O Estadão entrevistou Joana pela primeira vez no fim de 2017. Na oportunidade, ela afirmou ter morado por dois anos em Cambridge, onde fica Harvard, e voltou ao Brasil após a morte do pai.
A reportagem pediu documentos que demonstrassem o trabalho que havia sido feito nos Estados Unidos. Ela enviou um diploma, datado de 1999, com o brasão de Harvard, o nome dela e titulação de “Postdoctoral in Organic Chemistry”. O Estadão mandou o documento para Harvard, que, ao analisá-lo, informou que não emite diploma para pós-doutorado. Também alertou sobre um erro de grafia (estava escrito “oof”, em vez de “of”).
Há, ainda, duas assinaturas no diploma: uma delas é do professor emérito de Química em Harvard Richard Hadley Holm. Procurado, ele respondeu por e-mail: “O certificado é falso. Essa não é a minha assinatura, eu não era o chefe de departamento naquela época. Eu nunca ouvi falar da professora Sousa”.
A informação do pós-doutorado em Harvard consta no currículo de Joana na plataforma Lattes, o sistema oficial que reúne informações de pesquisadores de todo o País. O preenchimento é feito pelo próprio profissional.
Para realizar a suposta pesquisa nos Estados Unidos, o currículo informa que ela recebeu bolsa da Coordenação de Aperfeiçoamento de Pessoal do Ensino Superior (Capes), órgão do Ministério da Educação (MEC). A Capes, no entanto, afirmou que o nome de Joana não consta em nenhum registro de bolsista.
Já em sua ficha cadastral como professora do Centro Paula Souza, autarquia do governo que administra as escolas técnicas, o pós doutoramento não é citado. Joana fez concurso público e trabalha como professora de Química na Escola Técnica Professor Carmelino Corrêa Júnior em Franca, desde 1999. Segundo seu currículo Lattes, ela teria acabado de sair de Harvard (1997-1999).
Encenação de teatro
O Estadão entrevistou Joana novamente esta semana.

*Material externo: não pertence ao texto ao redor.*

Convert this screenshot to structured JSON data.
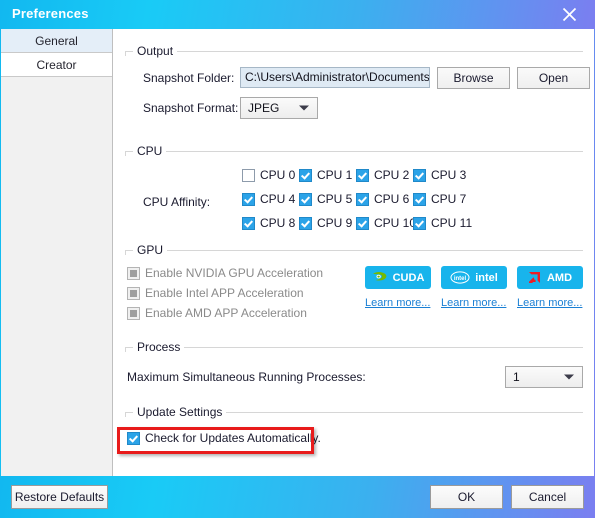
{
  "window": {
    "title": "Preferences",
    "close_icon": "close-icon"
  },
  "sidebar": {
    "items": [
      {
        "label": "General",
        "selected": true
      },
      {
        "label": "Creator",
        "selected": false
      }
    ]
  },
  "output": {
    "group_label": "Output",
    "snapshot_folder_label": "Snapshot Folder:",
    "snapshot_folder_value": "C:\\Users\\Administrator\\Documents\\A",
    "browse_label": "Browse",
    "open_label": "Open",
    "snapshot_format_label": "Snapshot Format:",
    "snapshot_format_value": "JPEG"
  },
  "cpu": {
    "group_label": "CPU",
    "affinity_label": "CPU Affinity:",
    "cores": [
      {
        "label": "CPU 0",
        "checked": false
      },
      {
        "label": "CPU 1",
        "checked": true
      },
      {
        "label": "CPU 2",
        "checked": true
      },
      {
        "label": "CPU 3",
        "checked": true
      },
      {
        "label": "CPU 4",
        "checked": true
      },
      {
        "label": "CPU 5",
        "checked": true
      },
      {
        "label": "CPU 6",
        "checked": true
      },
      {
        "label": "CPU 7",
        "checked": true
      },
      {
        "label": "CPU 8",
        "checked": true
      },
      {
        "label": "CPU 9",
        "checked": true
      },
      {
        "label": "CPU 10",
        "checked": true
      },
      {
        "label": "CPU 11",
        "checked": true
      }
    ]
  },
  "gpu": {
    "group_label": "GPU",
    "options": [
      {
        "label": "Enable NVIDIA GPU Acceleration",
        "checked": false,
        "disabled": true
      },
      {
        "label": "Enable Intel APP Acceleration",
        "checked": false,
        "disabled": true
      },
      {
        "label": "Enable AMD APP Acceleration",
        "checked": false,
        "disabled": true
      }
    ],
    "brands": [
      {
        "name": "CUDA",
        "icon": "nvidia-logo-icon",
        "learn_more": "Learn more..."
      },
      {
        "name": "intel",
        "icon": "intel-logo-icon",
        "learn_more": "Learn more..."
      },
      {
        "name": "AMD",
        "icon": "amd-logo-icon",
        "learn_more": "Learn more..."
      }
    ],
    "brand_button_color": "#18b4ec",
    "link_color": "#1a7fd4"
  },
  "process": {
    "group_label": "Process",
    "max_processes_label": "Maximum Simultaneous Running Processes:",
    "max_processes_value": "1"
  },
  "update_settings": {
    "group_label": "Update Settings",
    "check_updates_label": "Check for Updates Automatically.",
    "check_updates_checked": true,
    "highlight_color": "#e81b1b"
  },
  "footer": {
    "restore_defaults_label": "Restore Defaults",
    "ok_label": "OK",
    "cancel_label": "Cancel"
  },
  "theme": {
    "titlebar_gradient_start": "#12b8f0",
    "titlebar_gradient_end": "#7b7ef0",
    "checkbox_accent": "#2ba3e8"
  }
}
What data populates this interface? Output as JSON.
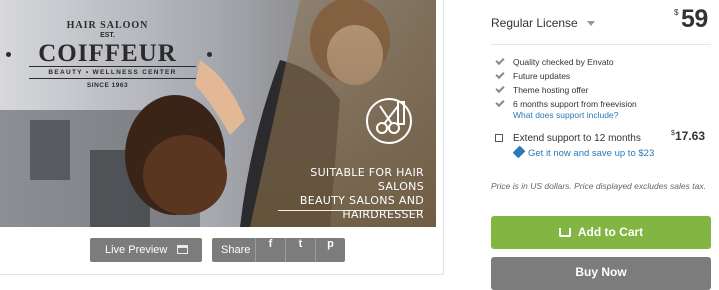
{
  "preview": {
    "brand": {
      "top_text": "HAIR SALOON",
      "est_text": "EST.",
      "name": "COIFFEUR",
      "subtitle": "BEAUTY • WELLNESS CENTER",
      "since": "SINCE 1963"
    },
    "tagline_lines": [
      "SUITABLE FOR HAIR SALONS",
      "BEAUTY SALONS AND",
      "HAIRDRESSER"
    ]
  },
  "actions": {
    "live_preview_label": "Live Preview",
    "share_label": "Share",
    "share_icons": [
      "f",
      "t",
      "p"
    ]
  },
  "license": {
    "title": "Regular License",
    "currency_symbol": "$",
    "price": "59",
    "features": [
      "Quality checked by Envato",
      "Future updates",
      "Theme hosting offer",
      "6 months support from freevision"
    ],
    "support_link": "What does support include?",
    "extend_label": "Extend support to 12 months",
    "extend_currency": "$",
    "extend_price": "17.63",
    "save_text": "Get it now and save up to $23",
    "note": "Price is in US dollars. Price displayed excludes sales tax.",
    "add_to_cart": "Add to Cart",
    "buy_now": "Buy Now"
  },
  "colors": {
    "add_to_cart": "#82b541",
    "buy_now": "#7c7c7c",
    "link": "#2a7ab5"
  }
}
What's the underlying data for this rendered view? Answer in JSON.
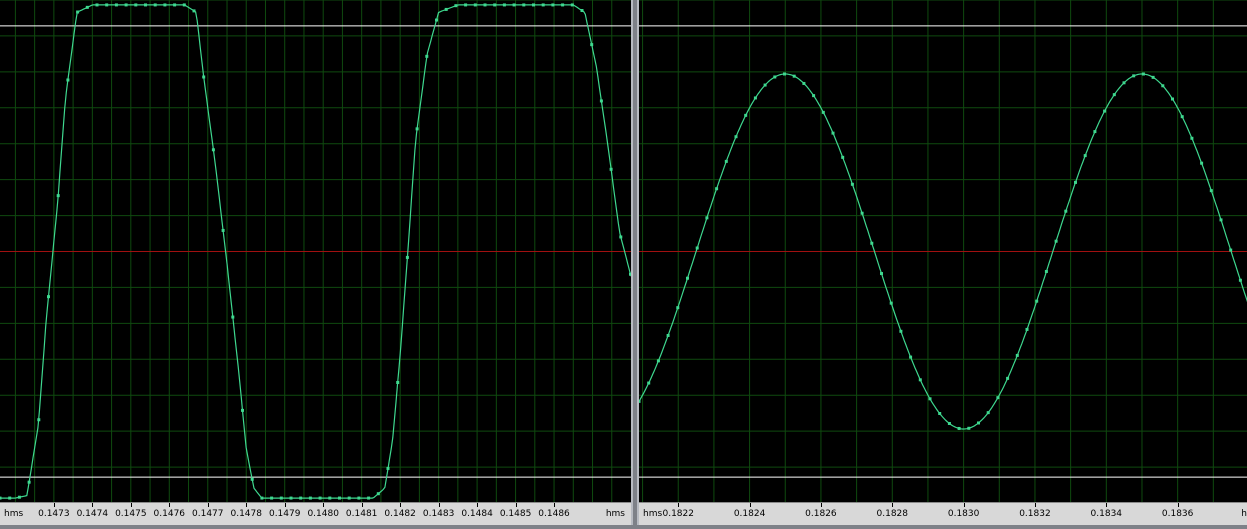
{
  "colors": {
    "background": "#000000",
    "grid": "#0f4a0f",
    "zero_line": "#a01010",
    "clip_line": "#ffffff",
    "trace": "#3ed88f",
    "axis_bar": "#d8d8d8"
  },
  "left_panel": {
    "unit_left": "hms",
    "unit_right": "hms"
  },
  "right_panel": {
    "unit_left": "hms",
    "unit_right": "h"
  },
  "chart_data": [
    {
      "type": "line",
      "title": "",
      "xlabel": "hms",
      "ylabel": "",
      "xlim": [
        0.14716,
        0.1488
      ],
      "ylim": [
        -1.02,
        1.02
      ],
      "clip_lines": [
        0.915,
        -0.915
      ],
      "zero_line": 0,
      "grid": true,
      "x_ticks": [
        "0.1473",
        "0.1474",
        "0.1475",
        "0.1476",
        "0.1477",
        "0.1478",
        "0.1479",
        "0.1480",
        "0.1481",
        "0.1482",
        "0.1483",
        "0.1484",
        "0.1485",
        "0.1486"
      ],
      "x_tick_values": [
        0.1473,
        0.1474,
        0.1475,
        0.1476,
        0.1477,
        0.1478,
        0.1479,
        0.148,
        0.1481,
        0.1482,
        0.1483,
        0.1484,
        0.1485,
        0.1486
      ],
      "series": [
        {
          "x": [
            0.14716,
            0.1472,
            0.14723,
            0.14726,
            0.14728,
            0.14731,
            0.14733,
            0.14736,
            0.1474,
            0.14745,
            0.1475,
            0.14755,
            0.1476,
            0.14764,
            0.14767,
            0.14769,
            0.14772,
            0.14775,
            0.14778,
            0.1478,
            0.14782,
            0.14784,
            0.14786,
            0.14788,
            0.14791,
            0.14796,
            0.14801,
            0.14806,
            0.1481,
            0.14813,
            0.14816,
            0.14818,
            0.1482,
            0.14822,
            0.14824,
            0.14827,
            0.1483,
            0.14835,
            0.1484,
            0.14845,
            0.1485,
            0.14855,
            0.1486,
            0.14865,
            0.14868,
            0.14871,
            0.14874,
            0.14877,
            0.1488
          ],
          "y": [
            -1.0,
            -1.0,
            -0.99,
            -0.7,
            -0.28,
            0.2,
            0.62,
            0.97,
            1.0,
            1.0,
            1.0,
            1.0,
            1.0,
            1.0,
            0.97,
            0.7,
            0.35,
            -0.05,
            -0.48,
            -0.8,
            -0.96,
            -1.0,
            -1.0,
            -1.0,
            -1.0,
            -1.0,
            -1.0,
            -1.0,
            -1.0,
            -1.0,
            -0.96,
            -0.77,
            -0.42,
            0.0,
            0.45,
            0.8,
            0.97,
            1.0,
            1.0,
            1.0,
            1.0,
            1.0,
            1.0,
            1.0,
            0.97,
            0.75,
            0.43,
            0.08,
            -0.1
          ]
        }
      ]
    },
    {
      "type": "line",
      "title": "",
      "xlabel": "hms",
      "ylabel": "",
      "xlim": [
        0.18209,
        0.1838
      ],
      "ylim": [
        -1.02,
        1.02
      ],
      "clip_lines": [
        0.915,
        -0.915
      ],
      "zero_line": 0,
      "grid": true,
      "x_ticks": [
        "0.1822",
        "0.1824",
        "0.1826",
        "0.1828",
        "0.1830",
        "0.1832",
        "0.1834",
        "0.1836"
      ],
      "x_tick_values": [
        0.1822,
        0.1824,
        0.1826,
        0.1828,
        0.183,
        0.1832,
        0.1834,
        0.1836
      ],
      "sine": {
        "amplitude": 0.72,
        "period": 0.001,
        "peak_at": 0.1825,
        "offset": 0.0
      }
    }
  ]
}
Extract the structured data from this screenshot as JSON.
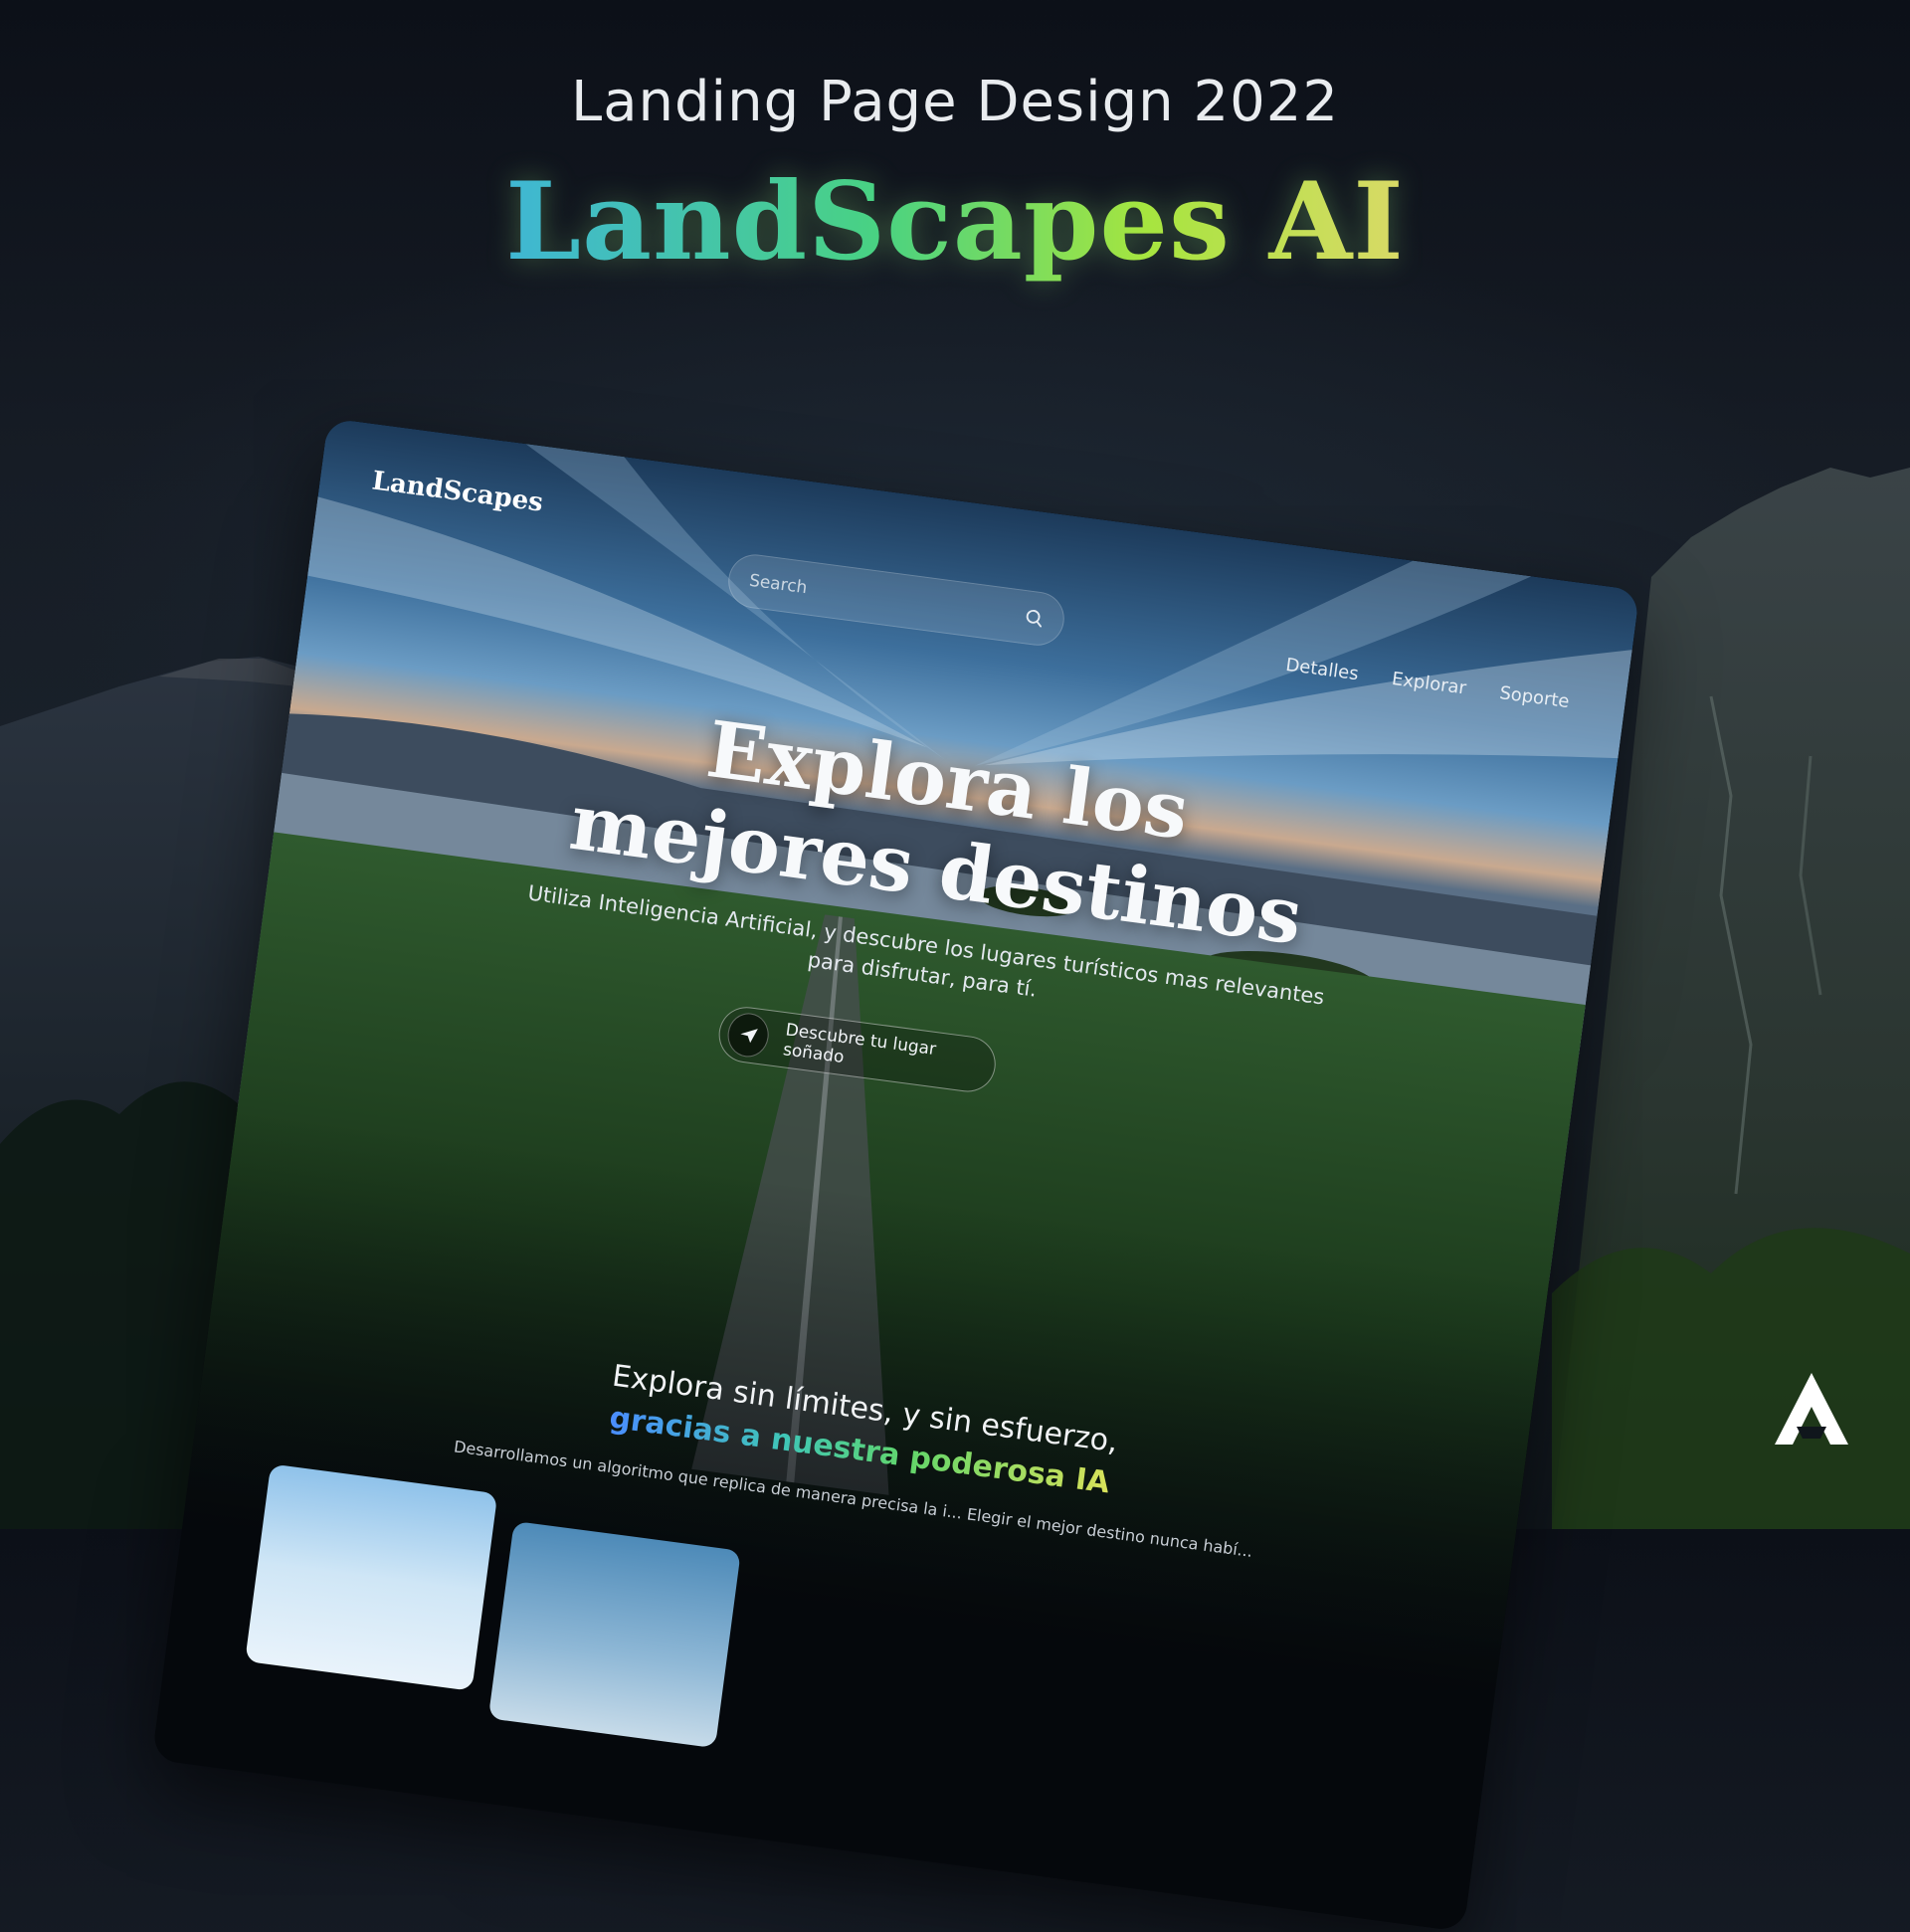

Só depois de ser questionada sobre o diploma que enviou à reportagem, ela disse que o documento foi feito para uma “encenação de teatro”. “Mas eu não concluí (o pós-doutorado), eu não tenho certificado”, afirmou. “As meninas mandaram junto quando o jornalista me pediu documentos. Eu pensei: tenho que contar isso para o jornalista, mas não falei mais com ele”, disse.
Ao contrário da primeira entrevista, ela também informou que não trabalhou no laboratório da universidade nem morou na cidade de Cambridge. “Não fiquei o tempo físico lá, conversei com orientador. Participei até de um congresso em Boston”, conta. Segundo ela, a pesquisa foi desenvolvida no Brasil. “Coloquei isso no Lattes, não sei se está certo ou errado”, afirmou.
O Estadão não conseguiu confirmar qualquer passagem de Joana por Harvard. A pedido da reportagem, dois ex-alunos procuraram o nome dela em um sistema fechado apenas para quem estudou na instituição e não encontraram, mesmo tentando com diferentes grafias. A professora também disse que não lembrava se havia recebido uma bolsa da Capes, como informa seu currículo.
Segundo cientistas, em um pós-doutorado, o pesquisador é convidado para fazer parte de um programa pré-estabelecido de um profissional que está no topo na carreira em uma universidade, no Brasil ou no exterior. O pós doutorando faz suas pesquisa no ambiente de trabalho desse outro professor, que atua como um supervisor.
História de vida
Ao fim da pesquisa, em geral, é publicado um artigo sobre a pesquisa. Também é obrigatório enviar relatórios periódicos ao órgão financiador da bolsa de pesquisa para prestar contas. A comunicação ou colaboração com pesquisadores de fora, em hipótese alguma, podem ser consideradas um pós-doutorado.
Joana, de fato, cursou graduação, mestrado e doutorado na área de Química na Universidade Estadual de Campinas (Unicamp). Suas pesquisas envolvem produção de couro ecológico e a reprodução de pele humana artificial para transplante. A maior parte de prêmios, palestras ou entrevistas, entretanto, focam na história de vida da professora.